When you change data using the handle functions, it is your responsibility to update the parameters with a call to the reCalculateParameters() method.
Intercept Option
When constructing a regression object, you must specify an intercept option for the model along with the predictor and observation data. The intercept option is an enumeration defined in the base class RWRegression. The enumeration has three possible values:
noIntercept means the model does not have an intercept. In this case, the input data provided at construction time is the regression matrix. Once the regression object is constructed, calls to the RWLinearRegression and RWLogisticRegression methods predictorMatrix() and regressionMatrix() yield the same matrices.

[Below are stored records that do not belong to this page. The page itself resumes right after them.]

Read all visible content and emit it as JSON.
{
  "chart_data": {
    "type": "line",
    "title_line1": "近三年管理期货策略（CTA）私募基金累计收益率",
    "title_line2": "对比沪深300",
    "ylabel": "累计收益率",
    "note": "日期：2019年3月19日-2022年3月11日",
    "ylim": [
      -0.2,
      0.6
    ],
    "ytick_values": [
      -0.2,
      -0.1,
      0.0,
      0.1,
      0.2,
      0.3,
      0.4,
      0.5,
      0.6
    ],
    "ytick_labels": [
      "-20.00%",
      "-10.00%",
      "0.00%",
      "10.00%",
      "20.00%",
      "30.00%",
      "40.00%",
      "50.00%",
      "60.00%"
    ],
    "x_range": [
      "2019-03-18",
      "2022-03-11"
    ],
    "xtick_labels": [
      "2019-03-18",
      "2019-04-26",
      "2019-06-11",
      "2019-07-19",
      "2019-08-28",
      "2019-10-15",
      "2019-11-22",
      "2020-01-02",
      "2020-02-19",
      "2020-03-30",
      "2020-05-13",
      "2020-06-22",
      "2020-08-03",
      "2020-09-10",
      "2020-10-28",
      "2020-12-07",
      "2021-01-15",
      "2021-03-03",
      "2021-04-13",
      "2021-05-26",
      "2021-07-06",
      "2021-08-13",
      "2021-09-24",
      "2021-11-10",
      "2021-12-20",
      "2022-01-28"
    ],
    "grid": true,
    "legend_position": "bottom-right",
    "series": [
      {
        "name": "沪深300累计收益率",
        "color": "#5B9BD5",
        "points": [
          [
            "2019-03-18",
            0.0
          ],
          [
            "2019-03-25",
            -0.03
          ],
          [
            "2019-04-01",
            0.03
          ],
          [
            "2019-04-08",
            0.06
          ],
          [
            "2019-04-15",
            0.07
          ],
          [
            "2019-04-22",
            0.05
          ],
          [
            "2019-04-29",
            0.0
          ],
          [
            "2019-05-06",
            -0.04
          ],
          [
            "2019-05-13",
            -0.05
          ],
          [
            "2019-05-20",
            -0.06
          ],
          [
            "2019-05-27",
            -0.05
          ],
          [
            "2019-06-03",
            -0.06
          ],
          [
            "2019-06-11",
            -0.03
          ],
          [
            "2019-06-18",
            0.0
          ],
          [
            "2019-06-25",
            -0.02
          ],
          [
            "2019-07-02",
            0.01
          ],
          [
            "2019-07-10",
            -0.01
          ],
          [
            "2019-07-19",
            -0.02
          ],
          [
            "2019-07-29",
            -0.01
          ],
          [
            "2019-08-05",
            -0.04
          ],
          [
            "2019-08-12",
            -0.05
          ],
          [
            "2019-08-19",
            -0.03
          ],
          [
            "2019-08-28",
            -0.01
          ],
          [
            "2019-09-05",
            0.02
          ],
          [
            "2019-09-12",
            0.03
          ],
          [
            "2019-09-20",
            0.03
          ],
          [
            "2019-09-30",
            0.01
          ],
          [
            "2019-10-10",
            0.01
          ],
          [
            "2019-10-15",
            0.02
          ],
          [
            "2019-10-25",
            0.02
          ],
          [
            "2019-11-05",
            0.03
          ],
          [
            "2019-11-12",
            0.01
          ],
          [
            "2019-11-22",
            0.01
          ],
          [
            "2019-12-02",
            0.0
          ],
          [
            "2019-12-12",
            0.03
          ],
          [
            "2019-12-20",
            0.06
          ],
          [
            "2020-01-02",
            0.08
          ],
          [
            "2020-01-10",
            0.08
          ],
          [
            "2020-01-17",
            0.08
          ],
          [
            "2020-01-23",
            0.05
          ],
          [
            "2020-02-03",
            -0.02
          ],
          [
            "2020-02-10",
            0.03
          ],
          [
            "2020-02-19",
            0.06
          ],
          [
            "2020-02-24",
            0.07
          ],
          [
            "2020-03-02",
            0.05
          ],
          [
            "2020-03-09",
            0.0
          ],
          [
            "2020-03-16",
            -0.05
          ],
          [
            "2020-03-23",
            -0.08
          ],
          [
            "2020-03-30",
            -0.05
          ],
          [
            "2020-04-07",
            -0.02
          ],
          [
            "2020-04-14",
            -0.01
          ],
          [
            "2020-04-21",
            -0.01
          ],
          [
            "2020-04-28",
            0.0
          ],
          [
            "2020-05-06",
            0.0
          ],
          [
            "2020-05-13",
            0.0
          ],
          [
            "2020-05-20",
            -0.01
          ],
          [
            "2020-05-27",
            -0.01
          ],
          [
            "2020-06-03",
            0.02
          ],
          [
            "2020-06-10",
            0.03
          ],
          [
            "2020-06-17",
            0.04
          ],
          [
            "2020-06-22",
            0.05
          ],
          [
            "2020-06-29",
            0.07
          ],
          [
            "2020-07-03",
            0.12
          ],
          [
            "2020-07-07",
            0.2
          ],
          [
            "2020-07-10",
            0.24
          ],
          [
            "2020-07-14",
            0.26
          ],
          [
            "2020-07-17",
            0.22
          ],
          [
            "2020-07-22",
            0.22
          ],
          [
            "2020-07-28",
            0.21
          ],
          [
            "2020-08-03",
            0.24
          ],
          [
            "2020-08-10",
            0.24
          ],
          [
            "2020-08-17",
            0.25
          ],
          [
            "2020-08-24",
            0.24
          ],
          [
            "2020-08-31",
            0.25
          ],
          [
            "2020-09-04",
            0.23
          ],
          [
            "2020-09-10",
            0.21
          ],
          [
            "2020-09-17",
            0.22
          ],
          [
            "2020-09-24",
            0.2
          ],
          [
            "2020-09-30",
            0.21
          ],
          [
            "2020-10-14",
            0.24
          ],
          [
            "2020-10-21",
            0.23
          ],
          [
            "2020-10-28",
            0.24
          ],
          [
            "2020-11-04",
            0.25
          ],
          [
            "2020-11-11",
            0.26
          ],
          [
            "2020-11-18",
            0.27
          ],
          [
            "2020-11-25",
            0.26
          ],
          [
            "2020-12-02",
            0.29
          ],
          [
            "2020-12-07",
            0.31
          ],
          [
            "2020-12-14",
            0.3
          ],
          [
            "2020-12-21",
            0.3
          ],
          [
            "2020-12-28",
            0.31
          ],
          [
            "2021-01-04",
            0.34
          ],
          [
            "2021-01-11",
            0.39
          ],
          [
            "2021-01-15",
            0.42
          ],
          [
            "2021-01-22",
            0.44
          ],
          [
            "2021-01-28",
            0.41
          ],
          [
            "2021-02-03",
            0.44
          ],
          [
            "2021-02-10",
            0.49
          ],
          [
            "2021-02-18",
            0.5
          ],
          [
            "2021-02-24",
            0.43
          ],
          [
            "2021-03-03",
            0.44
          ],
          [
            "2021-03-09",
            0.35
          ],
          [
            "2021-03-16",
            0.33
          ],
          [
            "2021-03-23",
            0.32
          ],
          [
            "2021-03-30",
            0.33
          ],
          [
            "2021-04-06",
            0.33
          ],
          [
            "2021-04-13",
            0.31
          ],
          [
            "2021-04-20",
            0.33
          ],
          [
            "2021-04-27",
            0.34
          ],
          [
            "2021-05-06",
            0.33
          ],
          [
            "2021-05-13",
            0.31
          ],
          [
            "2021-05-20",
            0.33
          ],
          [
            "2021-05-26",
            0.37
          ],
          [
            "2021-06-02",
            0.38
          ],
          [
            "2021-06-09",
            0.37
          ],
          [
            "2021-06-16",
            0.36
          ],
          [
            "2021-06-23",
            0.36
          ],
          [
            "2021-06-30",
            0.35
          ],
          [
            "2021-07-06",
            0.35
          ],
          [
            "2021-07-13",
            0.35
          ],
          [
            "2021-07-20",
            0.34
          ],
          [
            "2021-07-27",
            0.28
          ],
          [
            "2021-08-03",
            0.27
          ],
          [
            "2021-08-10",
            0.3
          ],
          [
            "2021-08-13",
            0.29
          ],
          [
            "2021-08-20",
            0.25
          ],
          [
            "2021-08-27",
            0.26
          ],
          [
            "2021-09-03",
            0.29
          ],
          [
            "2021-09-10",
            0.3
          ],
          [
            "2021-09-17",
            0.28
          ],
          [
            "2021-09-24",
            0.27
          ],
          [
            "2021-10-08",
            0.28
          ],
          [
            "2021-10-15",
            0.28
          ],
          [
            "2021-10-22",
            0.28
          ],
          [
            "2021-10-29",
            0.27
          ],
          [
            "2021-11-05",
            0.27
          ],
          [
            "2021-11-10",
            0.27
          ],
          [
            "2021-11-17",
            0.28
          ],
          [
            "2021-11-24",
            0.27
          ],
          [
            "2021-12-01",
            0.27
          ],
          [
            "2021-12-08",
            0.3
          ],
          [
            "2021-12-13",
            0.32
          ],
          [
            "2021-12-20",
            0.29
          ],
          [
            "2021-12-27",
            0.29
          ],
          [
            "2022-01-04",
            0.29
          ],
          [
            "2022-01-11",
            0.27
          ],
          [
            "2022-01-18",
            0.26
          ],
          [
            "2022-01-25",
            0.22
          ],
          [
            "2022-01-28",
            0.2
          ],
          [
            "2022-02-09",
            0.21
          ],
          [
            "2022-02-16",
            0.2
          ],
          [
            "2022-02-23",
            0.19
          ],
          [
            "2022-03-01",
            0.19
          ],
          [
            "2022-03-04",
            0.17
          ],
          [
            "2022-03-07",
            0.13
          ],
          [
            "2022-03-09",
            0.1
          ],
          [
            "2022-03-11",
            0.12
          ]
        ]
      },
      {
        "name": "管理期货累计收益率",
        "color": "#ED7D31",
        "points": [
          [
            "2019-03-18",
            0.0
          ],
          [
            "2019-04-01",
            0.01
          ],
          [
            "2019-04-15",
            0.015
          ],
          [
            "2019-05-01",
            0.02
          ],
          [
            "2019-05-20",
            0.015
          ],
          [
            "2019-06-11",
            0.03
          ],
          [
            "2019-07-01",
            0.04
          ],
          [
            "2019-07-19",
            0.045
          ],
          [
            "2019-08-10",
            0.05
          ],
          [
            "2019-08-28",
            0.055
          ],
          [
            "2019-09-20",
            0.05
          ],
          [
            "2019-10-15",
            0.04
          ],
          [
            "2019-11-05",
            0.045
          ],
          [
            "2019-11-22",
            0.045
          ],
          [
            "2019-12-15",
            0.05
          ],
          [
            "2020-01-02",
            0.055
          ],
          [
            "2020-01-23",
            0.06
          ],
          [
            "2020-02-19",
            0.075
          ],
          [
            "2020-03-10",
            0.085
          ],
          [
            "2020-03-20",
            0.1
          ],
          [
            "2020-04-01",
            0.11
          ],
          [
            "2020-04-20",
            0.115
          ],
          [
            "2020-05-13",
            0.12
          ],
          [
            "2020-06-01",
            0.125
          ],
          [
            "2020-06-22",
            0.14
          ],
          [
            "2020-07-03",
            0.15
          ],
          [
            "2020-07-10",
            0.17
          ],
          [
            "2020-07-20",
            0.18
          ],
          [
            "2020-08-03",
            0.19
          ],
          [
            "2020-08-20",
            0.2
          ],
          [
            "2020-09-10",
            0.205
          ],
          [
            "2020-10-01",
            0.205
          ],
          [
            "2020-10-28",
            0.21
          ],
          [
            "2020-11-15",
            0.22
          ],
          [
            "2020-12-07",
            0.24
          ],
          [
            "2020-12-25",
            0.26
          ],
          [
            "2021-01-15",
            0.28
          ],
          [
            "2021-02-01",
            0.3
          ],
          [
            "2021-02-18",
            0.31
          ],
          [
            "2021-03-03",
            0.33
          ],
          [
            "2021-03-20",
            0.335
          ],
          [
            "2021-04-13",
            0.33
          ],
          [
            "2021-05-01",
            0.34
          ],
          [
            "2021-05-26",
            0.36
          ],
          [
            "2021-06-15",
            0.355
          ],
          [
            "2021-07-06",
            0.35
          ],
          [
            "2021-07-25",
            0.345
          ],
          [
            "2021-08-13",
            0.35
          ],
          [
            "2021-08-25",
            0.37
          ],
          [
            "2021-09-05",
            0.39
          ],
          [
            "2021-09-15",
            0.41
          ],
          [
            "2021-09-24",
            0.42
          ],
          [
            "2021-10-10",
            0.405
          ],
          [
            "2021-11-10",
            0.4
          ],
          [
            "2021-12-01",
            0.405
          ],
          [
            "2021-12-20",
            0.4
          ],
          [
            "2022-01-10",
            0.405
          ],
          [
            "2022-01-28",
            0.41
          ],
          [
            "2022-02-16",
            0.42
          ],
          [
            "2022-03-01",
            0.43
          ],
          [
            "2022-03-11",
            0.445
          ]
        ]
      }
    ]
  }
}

addIntercept means the model has an intercept parameter, but it is not represented in the input data matrix as a leading column of 1s. When you specify this option, a column of 1s is prepended to the input data matrix to obtain the regression matrix. In this case, calls to the RWLinearRegression and RWLogisticRegression methods predictorMatrix() and regressionMatrix() will yield different results. Column 0 of the regression matrix will contain all 1s for the intercept parameter, and columns 1 through n-1, where n is the number of predictors in the model, will contain the predictor matrix.
intercept means the model has an intercept parameter, which is represented in the input data matrix as a column of 1s. In this case, the column of 1s representing the intercept parameter must be the first column. If the intercept option is specified and the first column is not 1s, an error will occur.
If the intercept option isn’t specified at construction time, it defaults to addIntercept. The intercept parameter may be added or removed from the regression model at any time using the RWLinearRegression and RWLogisticRegression methods addInterceptParameter() and removeInterceptParameter().
The following examples demonstrate each of the intercept options, using linear regression:
 
// m1: the regression model has one predictor variable and an
// intercept parameter:
// y = B0 + B1x1
// The leading column of 1s is included in the data.
// m1 = [ 1 2
// 1 5
// 1 6 ]
RWGenMat<double> m1( "3x2 [1 2 1 5 1 6]" );
RWMathVec<double> y1( "[ 1 4 9]" );
 
// m2: the regression model has one predictor variable and an
// intercept parameter:
// y = B0 + B1x1
// The leading column of 1s is NOT included in the data.
// m2 = [ 2
// 5
// 6 ]
RWGenMat<double> m2( "3x1 [2 5 6]" );
RWMathVec<double> y2( "[ 1 4 9]" );
 
// m3: the regression model has two predictor variables and NO
// intercept parameter:
// y = B0x0 + B1x1
// The leading column of 1s is included in the data.
// m3 = [ 3 2
// 9 5
// 7 6 ]
RWGenMat<double> m3( "3x2 [3 2 9 5 7 6]" );
RWMathVec<double> y3( "[ 1 4 7]" );
 
// Model 1 contains an intercept parameter that is represented by a
// leading column of 1s in the input data matrix m1.
 
RWLinearRegression model1( m1, y1, RWLinearRegression::intercept );
cout << "Number of predictors: " << model1.numPredictors() << endl;
cout << "Number of parameters: " << model1.numParameters() << endl;
// Model 2 contains an intercept parameter, but the input data
// matrix m2 contains only the data for the predictor variable.
// The class should add a leading column of 1s when
// forming the regression matrix.
 
RWLinearRegression model2( m2, y2 );
// This is equivalent to:
// RWLinearRegression model2( m2, y2, RWLinearRegression::addIntercept);
// since the default argument for the third parameter in the
// constructor is RWLinearRegression::addIntercept.
cout << "Number of predictors: " << model2.numPredictors() << endl;
cout << "Number of parameters: " << model2.numParameters() << endl;
 
// Model 3 does not contains an intercept parameter. The input data
// matrix m2 should be used as the regression matrix.
RWLinearRegression model3( m3, y3, RWLinearRegression::noIntercept );
cout << "Number of predictors: " << model3.numPredictors() << endl;
cout << "Number of parameters: " << model3.numParameters() << endl;
.
.
.
Note that in the example above, objects model1 and model2 are identical.